Friday, March 11, 2022

An Odd Result

After adding gene lists to the database, it's important to test these new lists against all other lists in the database via Fisher's exact test. This helps us spot potential errors. For example, it's possible we've already entered the data into the database; the new study is re-using data from another study. Let's say the new study examines interferon effects on a cell line; if the up-regulation results mirror the down-regulation results from myriad other IFN studies, there's likely some error involving +/- signs or labeling of data. These errors could be generated on our side, but they definitely can also be generated by the folks who do the wet lab work and initial data generation.

Here's another kind of error. We grab a list of genes that are most commonly mutated in cancer (Mutational landscape and significance across 12 major cancer types, table s2). Running the list against all other lists in the database, we see that proteins with high molecular weights intersect with high significance. This signals an error of sorts. Long genes simply have more opportunity to be mutated than short genes. It makes sense, then, to adjust the mutation list by molecular weight. We do that.

We then run the adjusted list of commonly mutated cancer genes against our database again. The results, for the most part, make sense.
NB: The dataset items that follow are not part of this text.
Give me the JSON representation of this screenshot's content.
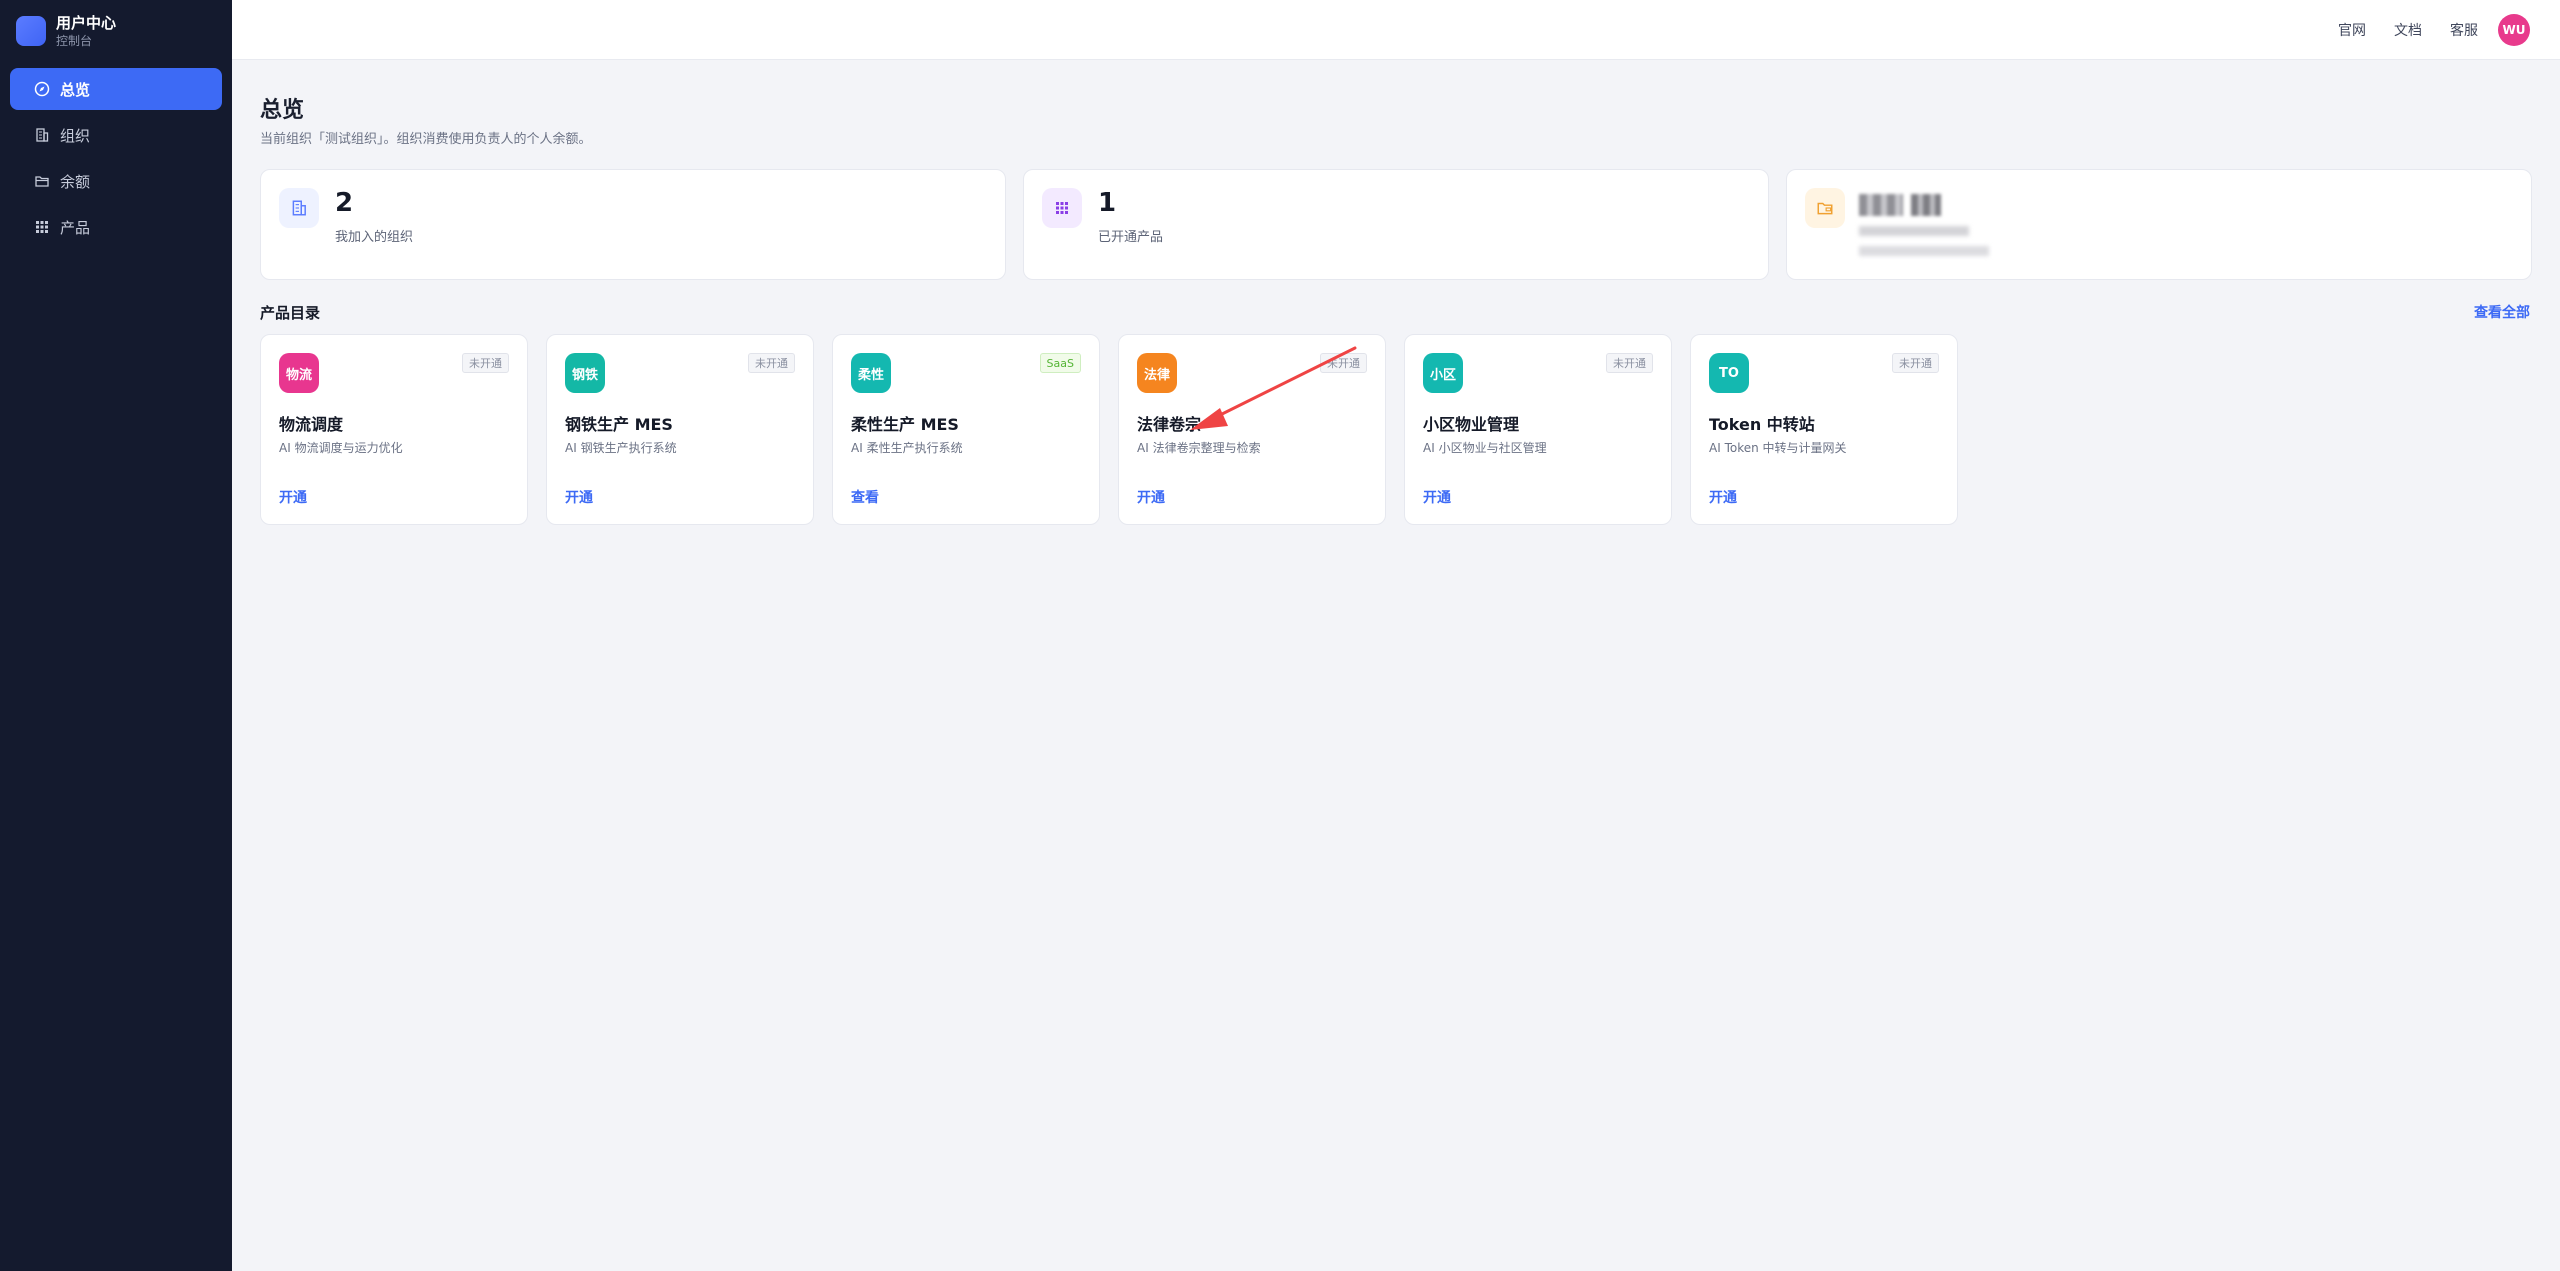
{
  "brand": {
    "title": "用户中心",
    "subtitle": "控制台"
  },
  "sidebar": {
    "items": [
      {
        "label": "总览",
        "icon": "compass-icon",
        "active": true
      },
      {
        "label": "组织",
        "icon": "building-icon",
        "active": false
      },
      {
        "label": "余额",
        "icon": "folder-icon",
        "active": false
      },
      {
        "label": "产品",
        "icon": "grid-icon",
        "active": false
      }
    ]
  },
  "topbar": {
    "links": [
      "官网",
      "文档",
      "客服"
    ],
    "avatar": "WU"
  },
  "page": {
    "title": "总览",
    "subtitle": "当前组织「测试组织」。组织消费使用负责人的个人余额。"
  },
  "stats": [
    {
      "value": "2",
      "label": "我加入的组织",
      "icon": "building-icon",
      "icon_bg": "#eef2ff",
      "icon_color": "#5b7cff"
    },
    {
      "value": "1",
      "label": "已开通产品",
      "icon": "grid-icon",
      "icon_bg": "#f3eaff",
      "icon_color": "#8a3ee6"
    },
    {
      "icon": "wallet-icon",
      "icon_bg": "#fff4e2",
      "icon_color": "#f0a030",
      "blurred": true
    }
  ],
  "catalog": {
    "title": "产品目录",
    "view_all": "查看全部",
    "products": [
      {
        "icon_text": "物流",
        "icon_color": "#e8368f",
        "badge": "未开通",
        "name": "物流调度",
        "desc": "AI 物流调度与运力优化",
        "action": "开通"
      },
      {
        "icon_text": "钢铁",
        "icon_color": "#14b8a6",
        "badge": "未开通",
        "name": "钢铁生产 MES",
        "desc": "AI 钢铁生产执行系统",
        "action": "开通"
      },
      {
        "icon_text": "柔性",
        "icon_color": "#14b8b0",
        "badge": "SaaS",
        "name": "柔性生产 MES",
        "desc": "AI 柔性生产执行系统",
        "action": "查看"
      },
      {
        "icon_text": "法律",
        "icon_color": "#f5851f",
        "badge": "未开通",
        "name": "法律卷宗",
        "desc": "AI 法律卷宗整理与检索",
        "action": "开通"
      },
      {
        "icon_text": "小区",
        "icon_color": "#14b8b0",
        "badge": "未开通",
        "name": "小区物业管理",
        "desc": "AI 小区物业与社区管理",
        "action": "开通"
      },
      {
        "icon_text": "TO",
        "icon_color": "#14b8b0",
        "badge": "未开通",
        "name": "Token 中转站",
        "desc": "AI Token 中转与计量网关",
        "action": "开通"
      }
    ]
  },
  "colors": {
    "accent": "#3d6af5",
    "sidebar": "#141a2e",
    "arrow": "#ef4444"
  }
}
For example, hypomethylated genes in lung cancer match up nicely with the mutation list (log(P)=-44); one can imagine that if a cancer wishes to target a gene, it could alter methylation patterns or mutate it (or, perhaps, the mutation itself alters the methylation pattern). Hypomethylated genes in other cancer types also match up with those in the mutation list. An independent list of genes mutated in ampullary carcinomas intersects nicely; no surprise. The same goes for a study of mutations in glioma. And so on.

The lung cancer hypomethylation list generates the second most significant intersection against the cancer mutation list. What's the most significant gene set? It's a GO list: GOMF_OLFACTORY_RECEPTOR_ACTIVITY, with a log P-value of -74. We'd list the intersecting genes, all 111 of them, here, but it's simply a tedious list of olfactory receptor genes (e.g. ORF5F1). Our GOMF_OLFACTORY_RECEPTOR_ACTIVITY list is "background-adjusted" (see here), so there's no concern that the list is strongly biased toward abundant genes. In fact, these receptors, not surprisingly, are fairly rare over most human tissues.

Despite the massive overweighting of olfactory receptors in the adjusted cancer mutation lists, TP53 still reigns supreme as the single most commonly mutated cancer gene. In fact, after adjustment, it's about 3X more commonly mutated than the next gene on the list, KRAS. The most commonly mutated olfactory receptor would be OR2T33, which ranks 21rst on the list. For what it's worth, it's a moderate sized protein (32kd).

There are indeed scholarly works on the subject of olfactory genes in cancer. Most, if not all, of these papers, however, focus on altered expression of olfactory receptors, not the tendency of these genes to be mutated.

So, let me ask blog readers: What the hell is going on here?

Here's one (flawed) explanation which should be nipped in the bud: there are a huge number of olfactory receptors in the human proteome. Therefore, any random selection of proteins is going to strongly overlap with a devoted list of olfactory receptors. According to Wikipedia, there are about 800 ORs in the human proteome; roughly 3% of the proteome. But of the 499 genes in our adjusted cancer mutation list, 111 are ORs; a whopping 22%. Another test is simply to pull a random selection of proteins and run Fisher's exact test against all lists in our database; the exercise can be repeated, Monte-Carlo style. We did that, and there's actually a slightly negative correlation between these random selections (out of 19,000 proteins) and the olfactory receptor list.

**************
Mar 15, 2022: To get some clarity on the question, I examined several TCGA tissue-specific mutation lists, applying the above adjustment for molecular weight. As with the data mentioned above, without the adjustment, TTN (Titin, the largest human protein) appears to be the most mutant entity in cancer; with adjustment, genes like TP53 and KRAS are inevitably found near the top of the list. However, these new lists are not overloaded with olfactory receptors. I still don't know what is going on, but the inability to reproduce the result dims my enthusiasm for the OR-mutation/cancer connection. Despite the absence of ORs in these lists, they still tend to intersect nicely with the above list (with log(P-values) around -20 or better).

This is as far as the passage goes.